既に周囲は紅?に染められ出し母屋から広光が迎えに来る時間も近い。兵士の顔は紅?に染まり悪鬼の様に輝いている。久子はほとほと困惑していた。何を思ったのか急にやさしくなった兵士が更にくどくどと久子の一挙一動を追い回す様に話掛けて来た。
『“マダムこれあげます、どーぞ”』
兵士は憶えたての強いアクセントのある下手な日本語で、麻袋から新聞紙に包んだ四キロ型の黒パンと麻片に包んだ三キロ程の砂糖を取り出して見せた。
『(馬鈴薯と交換しようというのかしら?)』
久子には何を語っているのか兵士の言葉は解せないが、目の前に出された砂糖に思わず心を引き寄せられた。総てが切符配給制の物資不足のときだけに砂糖は闇で求めなければならない高価なものだった。

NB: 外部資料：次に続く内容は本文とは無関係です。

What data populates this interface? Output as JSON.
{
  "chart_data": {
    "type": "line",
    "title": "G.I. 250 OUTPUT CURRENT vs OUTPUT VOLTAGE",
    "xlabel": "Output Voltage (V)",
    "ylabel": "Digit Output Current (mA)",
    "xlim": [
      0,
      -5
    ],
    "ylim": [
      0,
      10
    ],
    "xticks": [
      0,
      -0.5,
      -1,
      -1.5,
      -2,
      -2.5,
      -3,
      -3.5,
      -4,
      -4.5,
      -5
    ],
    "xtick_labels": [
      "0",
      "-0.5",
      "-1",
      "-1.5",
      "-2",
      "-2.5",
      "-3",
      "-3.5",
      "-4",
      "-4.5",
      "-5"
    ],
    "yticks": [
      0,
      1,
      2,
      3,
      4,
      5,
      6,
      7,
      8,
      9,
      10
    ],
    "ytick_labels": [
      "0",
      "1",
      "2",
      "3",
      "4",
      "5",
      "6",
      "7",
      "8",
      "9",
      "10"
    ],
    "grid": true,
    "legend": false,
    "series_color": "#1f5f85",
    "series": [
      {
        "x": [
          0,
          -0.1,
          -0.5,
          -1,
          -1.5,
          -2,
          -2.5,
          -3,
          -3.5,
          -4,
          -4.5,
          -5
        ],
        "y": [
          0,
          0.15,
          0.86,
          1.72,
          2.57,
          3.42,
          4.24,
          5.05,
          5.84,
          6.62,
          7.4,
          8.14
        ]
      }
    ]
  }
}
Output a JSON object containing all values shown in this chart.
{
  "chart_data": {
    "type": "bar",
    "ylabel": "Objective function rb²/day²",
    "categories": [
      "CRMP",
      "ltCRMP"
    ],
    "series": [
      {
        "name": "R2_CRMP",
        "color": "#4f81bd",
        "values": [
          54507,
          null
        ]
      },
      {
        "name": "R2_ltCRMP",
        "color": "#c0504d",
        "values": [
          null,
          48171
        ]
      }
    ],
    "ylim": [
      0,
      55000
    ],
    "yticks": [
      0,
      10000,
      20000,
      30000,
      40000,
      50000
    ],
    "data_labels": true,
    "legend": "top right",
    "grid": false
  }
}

貧しい家計には縁遠い物資であれは尚更である。今それが久子の答えひとつで、たやすく手に入るのだ。病床の舅には何か口に会った物でも調理してやることもできる、今までの苦労に少しでも報いてやることができる。
『“しょうちですか、おかみさん”』
久子の心中を察したか、兵士の手に紙幣が握られていた。
兵士は久子の肩の上に紙幣をそっと置き
『“ねーおかみさん”』
尚も粘りつく様に話しかけてくる。
『“ダー(はい承知しました)”』
久子は馬鈴薯の代価と感じた。紙幣は百ルーブル紙幣が三枚であった。しかし、馬鈴薯の代価としてはどの様に考えても高価すぎる。当時(いま)、一日の労賃が二十から二十五ルーブルで、しかもノールマン(百日分の仕事量)だけ働かなければ賃金を貰えなかった。この労賃に比較してみてもこんなに高い馬鈴薯代はない、久子はそれが不審でだならない、不審顔の久子の視線を追う兵士の眼と眼は互いに好奇心に輝いているではないか、身を守る女性の本能がさっと彼女を戦慄に包んだ。
『“(いけない)だめだ、お金いらない”』
吐き捨てる様に紙幣を兵士に突き返したが兵士は受け取ろうとしない。
兵士は語るように
『“既に承知したじゃないか”』
久子は夢中で、その紙幣を兵士に放り投げ険く兵士を睨みながら一歩、二歩後方に退き、この場から逃れようと脱兎のごとく走り掛けた瞬間
『“へっへっ~逃がさんぞ!、マダム!”』
兵士の太い腕が伸び、久子はぐいっと引き止められた。
兵士は陰険な笑いを顔に凝結させロシア語で喚きだした。
『何をするのよ、馬鹿、馬鹿っ』
久子は絡みついた兵士の腕を振り払おうと無我夢中で怒の声を発しながら掴んでいる兵士の腕を引き剥がした。久子の抵抗に兵士は憤った。